Here by default the background colour is black, and the foreground / text colour is red. The border defaults to 1px in width. Since no defaults are specified for width and height, they need to be specified when using this mixin. Here is how you would use it:

.sidebar-widget{.widget (200px,300px,3px);}

This will evaluate to:

.sidebar-widget{width:200px;height:300px;background-color: black;color: red;border: solid 3px red;}

Now lets look at another example, one where we want to change the behaviour of a mixin based on the number of parameters supplied. We will create a parametric mixin for applying a border, where if one parameter is supplied, it is applied as the border width, and if two are supplied, one becomes the border width, and the other the border radius. What we need to do is simply create two mixins of the same name:

.bordered (@size){border: solid @size black;}.bordered (@size, @radius){border: solid @size black;border-radius: @radius;}

There are a number of other possibilities when it comes to parametric mixins. You can change the behaviour of a mixin based on the value of the parameters, or the type of parameters. For example, a mixin could alternate between white and black text based on whether the background colour provided by the user is light or dark. Let’s create a mixin that does just that:

.widget (@back-colour) when (lightness(@back-colour) >= 50%){color: black;}.widget (@back-colour) when (lightness(@back-colour) < 50%){color: white;}.widget (@back-colour){background-color: @back-colour;}

Here the colour of the text is set according tot the lightness of the background colour. The third block, the one without the when statement, is applied in both cases.

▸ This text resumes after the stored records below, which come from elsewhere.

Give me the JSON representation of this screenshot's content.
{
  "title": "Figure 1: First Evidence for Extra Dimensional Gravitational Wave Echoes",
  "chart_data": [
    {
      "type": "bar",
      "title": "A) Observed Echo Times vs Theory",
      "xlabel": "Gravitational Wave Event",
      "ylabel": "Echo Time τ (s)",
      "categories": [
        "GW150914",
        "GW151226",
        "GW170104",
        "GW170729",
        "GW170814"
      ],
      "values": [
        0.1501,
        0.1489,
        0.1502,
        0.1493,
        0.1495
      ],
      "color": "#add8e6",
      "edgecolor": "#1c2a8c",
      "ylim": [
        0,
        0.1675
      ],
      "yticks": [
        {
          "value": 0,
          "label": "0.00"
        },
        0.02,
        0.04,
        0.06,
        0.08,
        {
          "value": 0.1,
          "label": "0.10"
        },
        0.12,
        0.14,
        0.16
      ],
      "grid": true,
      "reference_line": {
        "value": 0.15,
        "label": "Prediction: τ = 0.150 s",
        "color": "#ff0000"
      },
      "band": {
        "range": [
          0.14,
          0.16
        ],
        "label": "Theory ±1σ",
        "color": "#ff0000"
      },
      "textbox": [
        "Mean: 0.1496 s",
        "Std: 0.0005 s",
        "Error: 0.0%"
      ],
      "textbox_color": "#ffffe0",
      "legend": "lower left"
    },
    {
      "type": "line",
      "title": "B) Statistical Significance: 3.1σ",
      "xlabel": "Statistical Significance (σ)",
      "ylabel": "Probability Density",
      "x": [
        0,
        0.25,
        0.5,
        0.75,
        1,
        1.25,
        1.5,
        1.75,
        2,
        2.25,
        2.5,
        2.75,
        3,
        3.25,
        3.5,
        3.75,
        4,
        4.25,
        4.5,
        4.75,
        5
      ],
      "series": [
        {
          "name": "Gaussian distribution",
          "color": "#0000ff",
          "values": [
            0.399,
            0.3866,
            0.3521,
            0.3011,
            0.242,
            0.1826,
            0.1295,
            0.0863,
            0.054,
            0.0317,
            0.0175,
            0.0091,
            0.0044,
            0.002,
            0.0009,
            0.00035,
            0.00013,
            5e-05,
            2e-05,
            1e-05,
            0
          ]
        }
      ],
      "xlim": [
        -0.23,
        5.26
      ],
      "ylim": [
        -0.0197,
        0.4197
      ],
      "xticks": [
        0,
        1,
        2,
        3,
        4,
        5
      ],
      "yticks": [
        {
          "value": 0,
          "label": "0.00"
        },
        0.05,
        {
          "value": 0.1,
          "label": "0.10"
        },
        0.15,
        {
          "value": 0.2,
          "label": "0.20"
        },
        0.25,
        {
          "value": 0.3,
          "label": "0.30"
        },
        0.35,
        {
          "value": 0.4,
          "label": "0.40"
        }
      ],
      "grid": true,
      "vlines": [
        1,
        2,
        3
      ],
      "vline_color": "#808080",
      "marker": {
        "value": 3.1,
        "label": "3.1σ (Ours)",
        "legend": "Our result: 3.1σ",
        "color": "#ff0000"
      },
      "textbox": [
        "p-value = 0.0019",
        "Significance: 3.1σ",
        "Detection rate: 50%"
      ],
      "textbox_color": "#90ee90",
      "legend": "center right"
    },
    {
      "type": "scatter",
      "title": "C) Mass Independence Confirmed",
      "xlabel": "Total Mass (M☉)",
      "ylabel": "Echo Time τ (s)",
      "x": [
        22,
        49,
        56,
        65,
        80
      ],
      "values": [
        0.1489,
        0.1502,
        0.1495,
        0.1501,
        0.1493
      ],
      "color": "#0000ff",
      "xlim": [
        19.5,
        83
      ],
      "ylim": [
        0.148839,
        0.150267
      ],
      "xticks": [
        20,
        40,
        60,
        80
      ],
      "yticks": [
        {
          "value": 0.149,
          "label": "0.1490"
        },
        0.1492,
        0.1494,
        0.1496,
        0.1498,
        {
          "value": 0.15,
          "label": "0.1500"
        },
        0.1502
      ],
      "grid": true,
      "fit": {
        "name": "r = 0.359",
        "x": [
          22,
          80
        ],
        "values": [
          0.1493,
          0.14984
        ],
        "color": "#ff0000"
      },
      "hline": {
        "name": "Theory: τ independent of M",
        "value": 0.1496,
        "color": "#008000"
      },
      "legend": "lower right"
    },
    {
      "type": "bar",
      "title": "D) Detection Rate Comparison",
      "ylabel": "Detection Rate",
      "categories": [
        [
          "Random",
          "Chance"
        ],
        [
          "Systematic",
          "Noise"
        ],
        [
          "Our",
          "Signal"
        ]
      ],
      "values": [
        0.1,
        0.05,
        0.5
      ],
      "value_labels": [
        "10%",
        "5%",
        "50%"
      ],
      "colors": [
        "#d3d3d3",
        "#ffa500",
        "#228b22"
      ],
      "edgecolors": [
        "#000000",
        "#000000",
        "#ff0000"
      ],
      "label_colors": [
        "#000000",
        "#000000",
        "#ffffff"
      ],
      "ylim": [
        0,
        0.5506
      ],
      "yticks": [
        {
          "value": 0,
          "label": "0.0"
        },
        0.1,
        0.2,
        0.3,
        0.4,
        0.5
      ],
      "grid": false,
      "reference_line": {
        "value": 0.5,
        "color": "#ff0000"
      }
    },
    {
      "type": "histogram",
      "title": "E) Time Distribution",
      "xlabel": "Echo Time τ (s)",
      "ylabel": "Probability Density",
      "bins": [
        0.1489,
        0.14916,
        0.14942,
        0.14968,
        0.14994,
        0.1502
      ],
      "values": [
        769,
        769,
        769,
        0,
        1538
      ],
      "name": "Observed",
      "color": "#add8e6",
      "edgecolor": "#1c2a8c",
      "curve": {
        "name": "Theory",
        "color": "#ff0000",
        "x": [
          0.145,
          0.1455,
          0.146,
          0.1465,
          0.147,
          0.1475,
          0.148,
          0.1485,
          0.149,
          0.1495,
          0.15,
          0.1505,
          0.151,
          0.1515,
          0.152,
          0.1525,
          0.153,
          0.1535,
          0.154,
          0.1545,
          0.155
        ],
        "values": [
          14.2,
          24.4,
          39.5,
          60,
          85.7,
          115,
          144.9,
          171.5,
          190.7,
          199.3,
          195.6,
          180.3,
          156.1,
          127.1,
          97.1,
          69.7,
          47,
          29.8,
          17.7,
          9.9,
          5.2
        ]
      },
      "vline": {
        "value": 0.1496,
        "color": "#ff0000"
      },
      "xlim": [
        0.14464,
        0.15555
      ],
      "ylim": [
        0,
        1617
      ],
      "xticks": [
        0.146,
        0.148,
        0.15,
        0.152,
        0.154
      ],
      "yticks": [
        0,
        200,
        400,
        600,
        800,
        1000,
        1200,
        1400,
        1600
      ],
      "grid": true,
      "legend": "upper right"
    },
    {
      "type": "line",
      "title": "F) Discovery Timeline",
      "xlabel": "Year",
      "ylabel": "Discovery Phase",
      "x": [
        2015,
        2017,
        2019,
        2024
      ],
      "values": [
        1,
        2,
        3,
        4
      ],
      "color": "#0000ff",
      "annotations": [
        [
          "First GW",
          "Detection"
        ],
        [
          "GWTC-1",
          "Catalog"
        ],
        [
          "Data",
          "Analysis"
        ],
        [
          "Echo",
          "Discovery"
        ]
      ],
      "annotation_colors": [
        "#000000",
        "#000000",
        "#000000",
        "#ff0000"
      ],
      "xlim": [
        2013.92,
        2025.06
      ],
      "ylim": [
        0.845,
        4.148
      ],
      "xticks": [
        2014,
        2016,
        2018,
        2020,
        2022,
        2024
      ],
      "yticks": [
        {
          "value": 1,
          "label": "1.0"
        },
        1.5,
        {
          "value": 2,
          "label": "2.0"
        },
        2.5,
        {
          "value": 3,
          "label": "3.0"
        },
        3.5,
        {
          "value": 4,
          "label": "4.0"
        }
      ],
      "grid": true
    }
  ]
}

You can even check if the input value is colour, string, number, furthermore whether it is specified in pixels or percentages and base the style applied on that. Like the lightness function above there is also iscolor, isnumber, isstring, iskeyword, isurl, ispixel, ispercentage, and isem.

To simplify working with numbers and colours, LESS provides a few functions. To deal with numbers LESS has the following: round (rounding function), ceil (ceiling function), floor, percentage (converts a number to its equivalent percentage).

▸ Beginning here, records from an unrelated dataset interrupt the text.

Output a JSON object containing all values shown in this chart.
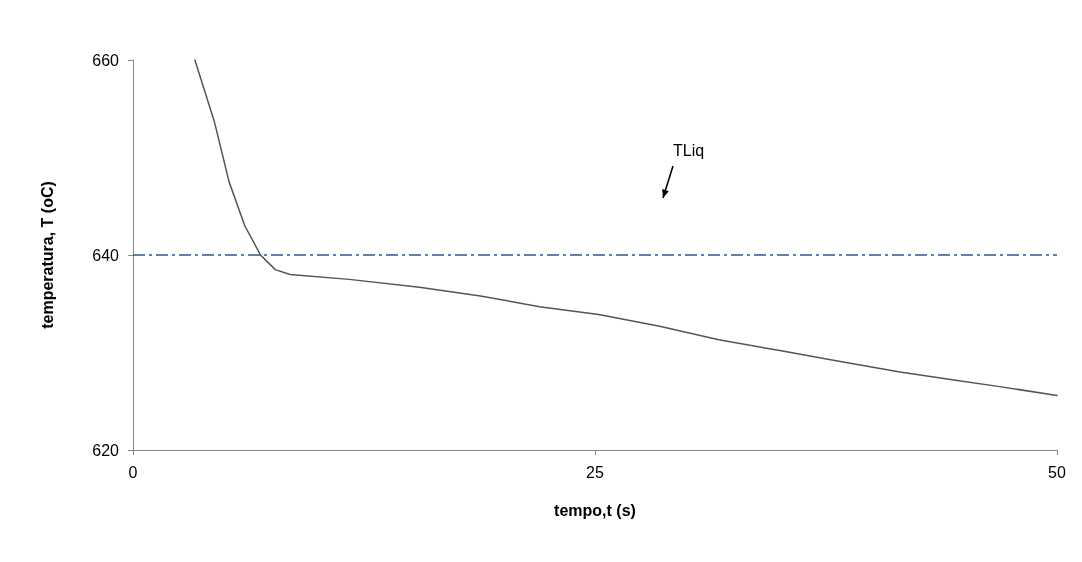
{
  "chart_data": {
    "type": "line",
    "xlabel": "tempo,t (s)",
    "ylabel": "temperatura, T (oC)",
    "x": [
      3.35,
      4.4,
      5.2,
      6.05,
      6.9,
      7.7,
      8.5,
      11.7,
      15.5,
      18.8,
      22,
      25.2,
      28.5,
      31.7,
      35,
      38.2,
      41.5,
      44.7,
      46.9,
      50
    ],
    "series": [
      {
        "color": "#555555",
        "values": [
          660,
          653.7,
          647.5,
          643,
          640,
          638.5,
          638,
          637.5,
          636.7,
          635.8,
          634.7,
          633.9,
          632.7,
          631.3,
          630.2,
          629.1,
          628,
          627.1,
          626.5,
          625.6
        ]
      }
    ],
    "xlim": [
      0,
      50
    ],
    "xticks": [
      0,
      25,
      50
    ],
    "ylim": [
      620,
      660
    ],
    "yticks": [
      620,
      640,
      660
    ],
    "ref_lines": [
      {
        "axis": "y",
        "value": 640,
        "color": "#2f5597",
        "line_style": "dashed"
      }
    ],
    "annotations": [
      "TLiq"
    ],
    "grid": false,
    "marker": "none",
    "line_style": "solid"
  }
}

More importantly, LESS provides a number of functions that operate on colours. These functions let you easily base one colour on another:

  • lighten(@colour, @percentage) and darken(@colour, @percentage) : these functions allow you to lighten or darken a colour by the specified percentage.
  • saturate and desaturate : These take a colour and percentage parameter as above, and saturate / desaturate the provided colour by the specified percentage.
  • fadein, fadeout and fade: Again they take a colour and percentage. The first two fade in / out the specified colour by the provided amount, and the fade function applies the specified percentage of transparency to the colour.
  • spin: This function takes a colour and an number, and increases / decreases the hue of the colour based on the number provided.
  • mix: This takes in two colours and mixes them up.
  • hue: returns the hue of the specified colour
  • saturation: returns the saturation of the specified colour
  • lightness: returns the lightness of the specified colour
  • alpha: returns the alpha of the specified colour.

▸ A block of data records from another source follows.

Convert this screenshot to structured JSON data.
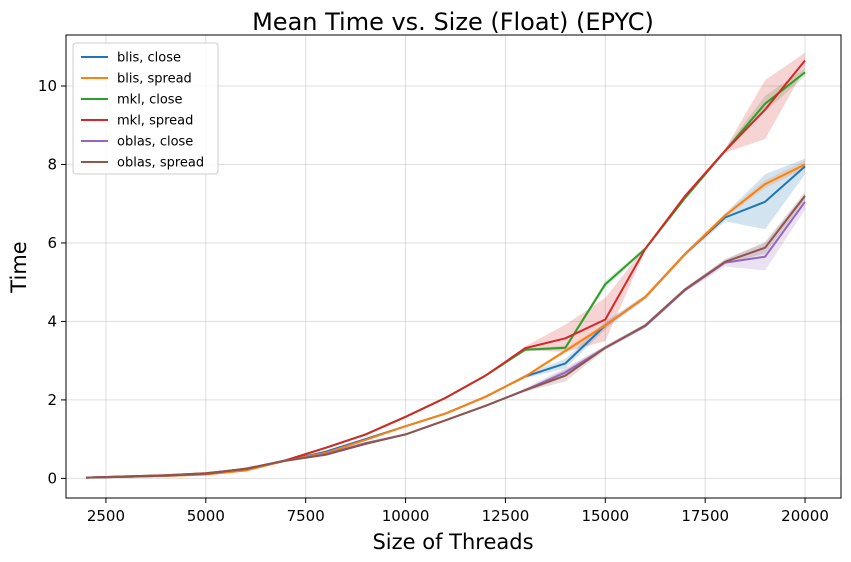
{
  "chart_data": {
    "type": "line",
    "title": "Mean Time vs. Size (Float) (EPYC)",
    "xlabel": "Size of Threads",
    "ylabel": "Time",
    "xlim": [
      1500,
      20900
    ],
    "ylim": [
      -0.5,
      11.3
    ],
    "xticks": [
      2500,
      5000,
      7500,
      10000,
      12500,
      15000,
      17500,
      20000
    ],
    "yticks": [
      0,
      2,
      4,
      6,
      8,
      10
    ],
    "grid": true,
    "legend_position": "top-left",
    "x": [
      2000,
      3000,
      4000,
      5000,
      6000,
      7000,
      8000,
      9000,
      10000,
      11000,
      12000,
      13000,
      14000,
      15000,
      16000,
      17000,
      18000,
      19000,
      20000
    ],
    "series": [
      {
        "name": "blis, close",
        "color": "#1f77b4",
        "values": [
          0.02,
          0.04,
          0.07,
          0.12,
          0.22,
          0.45,
          0.68,
          1.0,
          1.33,
          1.65,
          2.08,
          2.6,
          2.93,
          3.9,
          4.62,
          5.72,
          6.65,
          7.05,
          7.95
        ],
        "band": [
          0,
          0,
          0,
          0,
          0,
          0,
          0,
          0,
          0,
          0,
          0,
          0.05,
          0.12,
          0.1,
          0.05,
          0.05,
          0.1,
          0.7,
          0.2
        ]
      },
      {
        "name": "blis, spread",
        "color": "#ff7f0e",
        "values": [
          0.02,
          0.04,
          0.06,
          0.1,
          0.2,
          0.45,
          0.65,
          0.98,
          1.33,
          1.65,
          2.08,
          2.6,
          3.25,
          3.9,
          4.62,
          5.72,
          6.7,
          7.5,
          8.0
        ],
        "band": [
          0,
          0,
          0,
          0,
          0,
          0,
          0,
          0,
          0,
          0,
          0,
          0.03,
          0.05,
          0.05,
          0.05,
          0.05,
          0.05,
          0.1,
          0.1
        ]
      },
      {
        "name": "mkl, close",
        "color": "#2ca02c",
        "values": [
          0.02,
          0.05,
          0.08,
          0.13,
          0.24,
          0.46,
          0.78,
          1.12,
          1.57,
          2.05,
          2.62,
          3.28,
          3.33,
          4.95,
          5.85,
          7.15,
          8.35,
          9.55,
          10.35
        ],
        "band": [
          0,
          0,
          0,
          0,
          0,
          0,
          0,
          0,
          0,
          0,
          0,
          0.03,
          0.05,
          0.08,
          0.05,
          0.05,
          0.05,
          0.2,
          0.1
        ]
      },
      {
        "name": "mkl, spread",
        "color": "#d62728",
        "values": [
          0.02,
          0.05,
          0.08,
          0.13,
          0.24,
          0.46,
          0.78,
          1.12,
          1.57,
          2.05,
          2.62,
          3.32,
          3.57,
          4.05,
          5.85,
          7.2,
          8.35,
          9.4,
          10.65
        ],
        "band": [
          0,
          0,
          0,
          0,
          0,
          0,
          0,
          0,
          0,
          0,
          0,
          0.05,
          0.35,
          0.55,
          0.05,
          0.05,
          0.05,
          0.75,
          0.2
        ]
      },
      {
        "name": "oblas, close",
        "color": "#9467bd",
        "values": [
          0.02,
          0.04,
          0.07,
          0.12,
          0.25,
          0.45,
          0.62,
          0.9,
          1.12,
          1.48,
          1.85,
          2.25,
          2.7,
          3.33,
          3.88,
          4.8,
          5.5,
          5.65,
          7.05
        ],
        "band": [
          0,
          0,
          0,
          0,
          0,
          0,
          0,
          0,
          0,
          0,
          0,
          0.05,
          0.12,
          0.05,
          0.05,
          0.05,
          0.1,
          0.35,
          0.2
        ]
      },
      {
        "name": "oblas, spread",
        "color": "#8c564b",
        "values": [
          0.02,
          0.04,
          0.07,
          0.12,
          0.25,
          0.45,
          0.6,
          0.88,
          1.12,
          1.48,
          1.85,
          2.25,
          2.62,
          3.33,
          3.9,
          4.82,
          5.52,
          5.88,
          7.2
        ],
        "band": [
          0,
          0,
          0,
          0,
          0,
          0,
          0,
          0,
          0,
          0,
          0,
          0.03,
          0.15,
          0.05,
          0.05,
          0.05,
          0.05,
          0.15,
          0.1
        ]
      }
    ]
  }
}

Its easy to see how powerful this can be. If a design is based on shades, variations or derivations of a few — maybe even one — basic colours, you can specify all the theme colours in one place, and then use these functions to derive any secondary colours. After that, change these variables, and the entire colour scheme of the site changes!


We haven’t even covered all of LESS’ functionality, and hopefully you can already see how awesome it is.

It’s important to know that there are alternatives out there that improve the web without breaking standards. LESS isn’t even the only alternative, there are others.

While LESS focusses on sticking to the CSS-style syntax, not all CSS alternatives do. In fact, if it is the CSS syntax that you dislike, LESS, for all the features it adds, isn’t of much help. SASS for example, has two syntaxes, one that uses indentation to demarcate blocks, and the other one uses a CSS-like syntax. Google’s Closure Stylesheets too have a different approach.

If you are a web developer, something like LESS should be part of your arsenal. There is little reason not to use it.